1. Is the State Bank of Vietnam's argument for including a special loan with a zero interest rate in the draft reasonable?

  1. 2. What do the final lending rules of central banks worldwide indicate about special lending?

3. Are there alternative tools that can replace special loans with 0% interest and no collateral in emergency situations?

Addressing the first question: The State Bank contends that this measure is appropriate in emergencies due to limited bank assets that do not meet collateral requirements. In the absence of sufficient collateral during a mass withdrawal, the provision of a special loan with a 0% interest rate and no collateral is deemed necessary to prevent panic withdrawals from spreading throughout the system. The State Bank cites experiences from countries like the USA and Switzerland, including crisis cases involving Silicon Valley Bank, Signature Bank, First Republic Bank, and Credit Suisse Bank, to justify the need for a timely response mechanism to mass withdrawals that could potentially threaten system safety.

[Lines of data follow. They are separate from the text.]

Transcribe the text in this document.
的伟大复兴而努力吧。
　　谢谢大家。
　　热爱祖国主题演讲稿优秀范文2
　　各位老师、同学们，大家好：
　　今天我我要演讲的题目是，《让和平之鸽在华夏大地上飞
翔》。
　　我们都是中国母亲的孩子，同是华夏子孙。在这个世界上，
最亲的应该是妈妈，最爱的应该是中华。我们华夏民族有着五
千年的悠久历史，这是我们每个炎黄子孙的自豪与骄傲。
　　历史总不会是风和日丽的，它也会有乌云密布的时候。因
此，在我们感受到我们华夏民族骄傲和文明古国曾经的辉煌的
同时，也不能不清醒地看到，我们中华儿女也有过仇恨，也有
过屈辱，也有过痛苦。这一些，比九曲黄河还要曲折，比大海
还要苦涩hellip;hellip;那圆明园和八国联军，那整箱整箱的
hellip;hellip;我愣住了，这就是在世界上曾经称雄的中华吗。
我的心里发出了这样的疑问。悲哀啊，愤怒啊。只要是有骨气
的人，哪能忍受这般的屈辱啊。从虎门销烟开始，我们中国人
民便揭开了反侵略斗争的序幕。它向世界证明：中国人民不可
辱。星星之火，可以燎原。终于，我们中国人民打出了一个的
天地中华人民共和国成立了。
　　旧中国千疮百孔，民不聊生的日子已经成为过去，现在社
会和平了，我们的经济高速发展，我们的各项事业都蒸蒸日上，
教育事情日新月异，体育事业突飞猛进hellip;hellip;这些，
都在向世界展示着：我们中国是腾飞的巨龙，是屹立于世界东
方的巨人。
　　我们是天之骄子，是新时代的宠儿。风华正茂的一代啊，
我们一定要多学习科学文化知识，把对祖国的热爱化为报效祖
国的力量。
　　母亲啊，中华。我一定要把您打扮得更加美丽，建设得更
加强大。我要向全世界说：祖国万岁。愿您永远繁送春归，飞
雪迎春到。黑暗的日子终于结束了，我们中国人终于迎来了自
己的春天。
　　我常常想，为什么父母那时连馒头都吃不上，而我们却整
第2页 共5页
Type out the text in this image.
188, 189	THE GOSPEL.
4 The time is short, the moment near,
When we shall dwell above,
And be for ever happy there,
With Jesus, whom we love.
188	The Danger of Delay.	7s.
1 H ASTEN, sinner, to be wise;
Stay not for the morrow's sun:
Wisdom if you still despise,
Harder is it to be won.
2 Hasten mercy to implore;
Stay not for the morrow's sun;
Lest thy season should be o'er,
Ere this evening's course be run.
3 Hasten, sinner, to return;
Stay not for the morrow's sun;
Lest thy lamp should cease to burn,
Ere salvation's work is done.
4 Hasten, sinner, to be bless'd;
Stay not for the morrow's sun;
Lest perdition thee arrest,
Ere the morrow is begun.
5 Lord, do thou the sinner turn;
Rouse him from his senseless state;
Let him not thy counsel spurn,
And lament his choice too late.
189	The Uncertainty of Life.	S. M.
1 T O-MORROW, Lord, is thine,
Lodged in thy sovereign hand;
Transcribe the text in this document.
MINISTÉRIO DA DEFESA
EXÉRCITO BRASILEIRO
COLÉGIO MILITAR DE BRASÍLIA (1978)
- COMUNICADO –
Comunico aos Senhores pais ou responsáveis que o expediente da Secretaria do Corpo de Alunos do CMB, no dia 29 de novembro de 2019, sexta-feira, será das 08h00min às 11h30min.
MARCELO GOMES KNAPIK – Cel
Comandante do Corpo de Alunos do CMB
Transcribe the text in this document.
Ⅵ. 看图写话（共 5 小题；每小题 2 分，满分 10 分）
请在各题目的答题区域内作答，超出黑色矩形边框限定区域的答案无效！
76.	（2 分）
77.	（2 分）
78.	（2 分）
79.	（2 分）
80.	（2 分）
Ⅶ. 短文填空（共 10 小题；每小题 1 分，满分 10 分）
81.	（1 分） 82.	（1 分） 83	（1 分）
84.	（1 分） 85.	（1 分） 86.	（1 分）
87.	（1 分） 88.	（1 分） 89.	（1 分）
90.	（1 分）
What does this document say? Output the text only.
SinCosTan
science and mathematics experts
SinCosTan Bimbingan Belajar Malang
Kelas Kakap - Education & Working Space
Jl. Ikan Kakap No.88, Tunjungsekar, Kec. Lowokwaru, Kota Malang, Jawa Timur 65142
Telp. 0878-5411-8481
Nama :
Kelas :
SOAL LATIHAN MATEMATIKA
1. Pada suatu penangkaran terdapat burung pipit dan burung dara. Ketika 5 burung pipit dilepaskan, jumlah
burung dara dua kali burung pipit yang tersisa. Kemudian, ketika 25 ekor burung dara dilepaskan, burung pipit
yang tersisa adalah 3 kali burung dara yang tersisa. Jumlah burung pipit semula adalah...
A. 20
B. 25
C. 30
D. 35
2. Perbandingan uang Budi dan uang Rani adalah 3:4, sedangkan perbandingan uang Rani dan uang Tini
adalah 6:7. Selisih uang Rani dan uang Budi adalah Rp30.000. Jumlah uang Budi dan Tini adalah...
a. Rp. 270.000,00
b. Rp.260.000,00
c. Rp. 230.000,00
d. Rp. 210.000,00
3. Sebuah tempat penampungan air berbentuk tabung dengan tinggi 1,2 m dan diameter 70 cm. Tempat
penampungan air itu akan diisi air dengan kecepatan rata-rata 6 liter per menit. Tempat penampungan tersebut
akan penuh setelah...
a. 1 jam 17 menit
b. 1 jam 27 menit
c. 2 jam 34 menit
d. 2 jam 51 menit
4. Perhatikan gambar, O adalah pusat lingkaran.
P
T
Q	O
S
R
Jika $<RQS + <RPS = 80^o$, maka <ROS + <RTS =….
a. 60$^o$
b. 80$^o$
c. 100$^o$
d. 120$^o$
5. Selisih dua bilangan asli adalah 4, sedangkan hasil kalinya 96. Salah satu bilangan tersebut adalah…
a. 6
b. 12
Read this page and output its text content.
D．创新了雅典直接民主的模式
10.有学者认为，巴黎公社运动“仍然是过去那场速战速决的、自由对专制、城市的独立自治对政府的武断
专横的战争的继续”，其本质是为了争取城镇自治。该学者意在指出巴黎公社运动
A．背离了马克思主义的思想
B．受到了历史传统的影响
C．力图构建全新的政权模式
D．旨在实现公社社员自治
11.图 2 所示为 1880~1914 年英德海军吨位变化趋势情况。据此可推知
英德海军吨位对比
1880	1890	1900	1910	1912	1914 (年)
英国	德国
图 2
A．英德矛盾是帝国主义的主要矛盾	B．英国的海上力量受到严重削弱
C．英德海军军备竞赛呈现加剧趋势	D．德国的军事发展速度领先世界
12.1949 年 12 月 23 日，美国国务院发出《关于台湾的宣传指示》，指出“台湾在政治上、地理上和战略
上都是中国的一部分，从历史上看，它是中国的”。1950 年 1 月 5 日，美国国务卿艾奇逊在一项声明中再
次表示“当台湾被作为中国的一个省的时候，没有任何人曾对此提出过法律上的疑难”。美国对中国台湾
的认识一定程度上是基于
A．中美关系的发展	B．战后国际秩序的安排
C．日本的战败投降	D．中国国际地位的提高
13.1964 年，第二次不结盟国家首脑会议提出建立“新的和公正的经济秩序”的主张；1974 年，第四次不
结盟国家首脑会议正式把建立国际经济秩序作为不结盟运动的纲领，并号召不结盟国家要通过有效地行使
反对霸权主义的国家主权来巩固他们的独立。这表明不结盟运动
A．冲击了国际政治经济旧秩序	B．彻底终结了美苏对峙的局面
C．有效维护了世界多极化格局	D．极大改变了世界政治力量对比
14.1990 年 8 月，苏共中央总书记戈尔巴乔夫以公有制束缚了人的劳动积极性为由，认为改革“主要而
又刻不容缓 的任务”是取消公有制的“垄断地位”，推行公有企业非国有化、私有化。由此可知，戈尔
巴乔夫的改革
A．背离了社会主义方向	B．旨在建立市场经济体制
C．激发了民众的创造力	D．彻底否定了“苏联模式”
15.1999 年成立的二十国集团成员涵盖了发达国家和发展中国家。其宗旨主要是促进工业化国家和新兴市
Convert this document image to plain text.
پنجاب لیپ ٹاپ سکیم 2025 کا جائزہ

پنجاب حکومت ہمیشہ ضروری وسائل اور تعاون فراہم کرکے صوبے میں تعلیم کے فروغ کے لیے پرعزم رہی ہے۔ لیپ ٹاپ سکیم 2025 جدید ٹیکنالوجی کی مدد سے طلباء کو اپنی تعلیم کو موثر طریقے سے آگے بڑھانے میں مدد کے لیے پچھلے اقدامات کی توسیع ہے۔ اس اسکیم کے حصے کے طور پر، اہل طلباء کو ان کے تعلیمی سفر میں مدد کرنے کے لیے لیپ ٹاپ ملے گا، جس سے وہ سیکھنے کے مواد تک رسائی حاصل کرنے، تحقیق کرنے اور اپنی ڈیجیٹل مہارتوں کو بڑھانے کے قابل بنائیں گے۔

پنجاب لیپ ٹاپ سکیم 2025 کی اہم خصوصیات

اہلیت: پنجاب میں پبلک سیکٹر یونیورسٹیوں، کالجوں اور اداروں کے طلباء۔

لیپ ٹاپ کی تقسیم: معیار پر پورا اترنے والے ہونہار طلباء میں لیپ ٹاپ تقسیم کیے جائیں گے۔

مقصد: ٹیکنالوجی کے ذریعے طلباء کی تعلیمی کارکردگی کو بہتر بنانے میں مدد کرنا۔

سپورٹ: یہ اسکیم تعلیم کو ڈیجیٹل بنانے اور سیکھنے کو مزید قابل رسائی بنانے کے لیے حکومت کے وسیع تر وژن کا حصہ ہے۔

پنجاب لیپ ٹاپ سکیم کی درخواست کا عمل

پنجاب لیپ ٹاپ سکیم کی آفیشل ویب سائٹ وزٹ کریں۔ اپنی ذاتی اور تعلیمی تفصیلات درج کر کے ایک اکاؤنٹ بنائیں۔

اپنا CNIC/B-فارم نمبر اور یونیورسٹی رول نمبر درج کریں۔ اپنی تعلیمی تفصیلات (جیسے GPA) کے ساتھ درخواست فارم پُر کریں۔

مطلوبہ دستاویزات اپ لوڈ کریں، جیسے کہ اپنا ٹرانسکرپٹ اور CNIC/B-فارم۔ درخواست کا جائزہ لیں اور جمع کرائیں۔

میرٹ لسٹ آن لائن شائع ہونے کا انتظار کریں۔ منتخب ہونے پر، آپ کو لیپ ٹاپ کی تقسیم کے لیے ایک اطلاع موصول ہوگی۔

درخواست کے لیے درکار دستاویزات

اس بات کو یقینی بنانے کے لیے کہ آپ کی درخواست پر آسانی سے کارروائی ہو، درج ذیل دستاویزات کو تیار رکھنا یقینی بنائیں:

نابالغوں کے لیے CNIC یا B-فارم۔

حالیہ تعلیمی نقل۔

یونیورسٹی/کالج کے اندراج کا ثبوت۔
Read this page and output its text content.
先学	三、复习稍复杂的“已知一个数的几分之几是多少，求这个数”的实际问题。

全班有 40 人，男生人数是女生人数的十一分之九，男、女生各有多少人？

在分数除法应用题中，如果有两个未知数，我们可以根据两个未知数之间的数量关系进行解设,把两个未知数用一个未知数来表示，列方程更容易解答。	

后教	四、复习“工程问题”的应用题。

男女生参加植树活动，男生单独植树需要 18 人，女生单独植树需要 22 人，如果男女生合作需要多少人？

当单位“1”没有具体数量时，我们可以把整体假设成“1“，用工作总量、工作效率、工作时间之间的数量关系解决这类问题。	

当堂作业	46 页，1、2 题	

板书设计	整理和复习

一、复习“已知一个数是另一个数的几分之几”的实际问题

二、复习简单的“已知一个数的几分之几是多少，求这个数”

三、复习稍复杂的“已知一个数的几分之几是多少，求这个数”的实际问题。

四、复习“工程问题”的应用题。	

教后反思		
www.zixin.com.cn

In my opinion, the SBV's argument is incongruent with the context. In the cases of the four American and Swiss banks mentioned, all underwent a bank failure resolution process. Regulatory agencies found suitable buyers for their assets and debt obligations, with the remaining bad assets either transferred to a bridge bank or taken over by the state for a waiting period of about two years before being sold again. The state covered all final damages during the processing, a practice known as "Living Wills," which is periodically updated every two years when the bank is operating normally.

The question arises: In an emergency where people withdraw funds en masse, what actions will supervisory and management agencies take? The primary focus is to ensure free and unrestricted access to the checking or savings accounts of all depositors, or only secured depositors, despite the bank's failure. There is no free intervention by the Central Bank; equity and secondary debts of bondholders are written off, the new buyer of the failed bank covers debt obligations for fund withdrawals, and any remaining loss is borne by taxpayers.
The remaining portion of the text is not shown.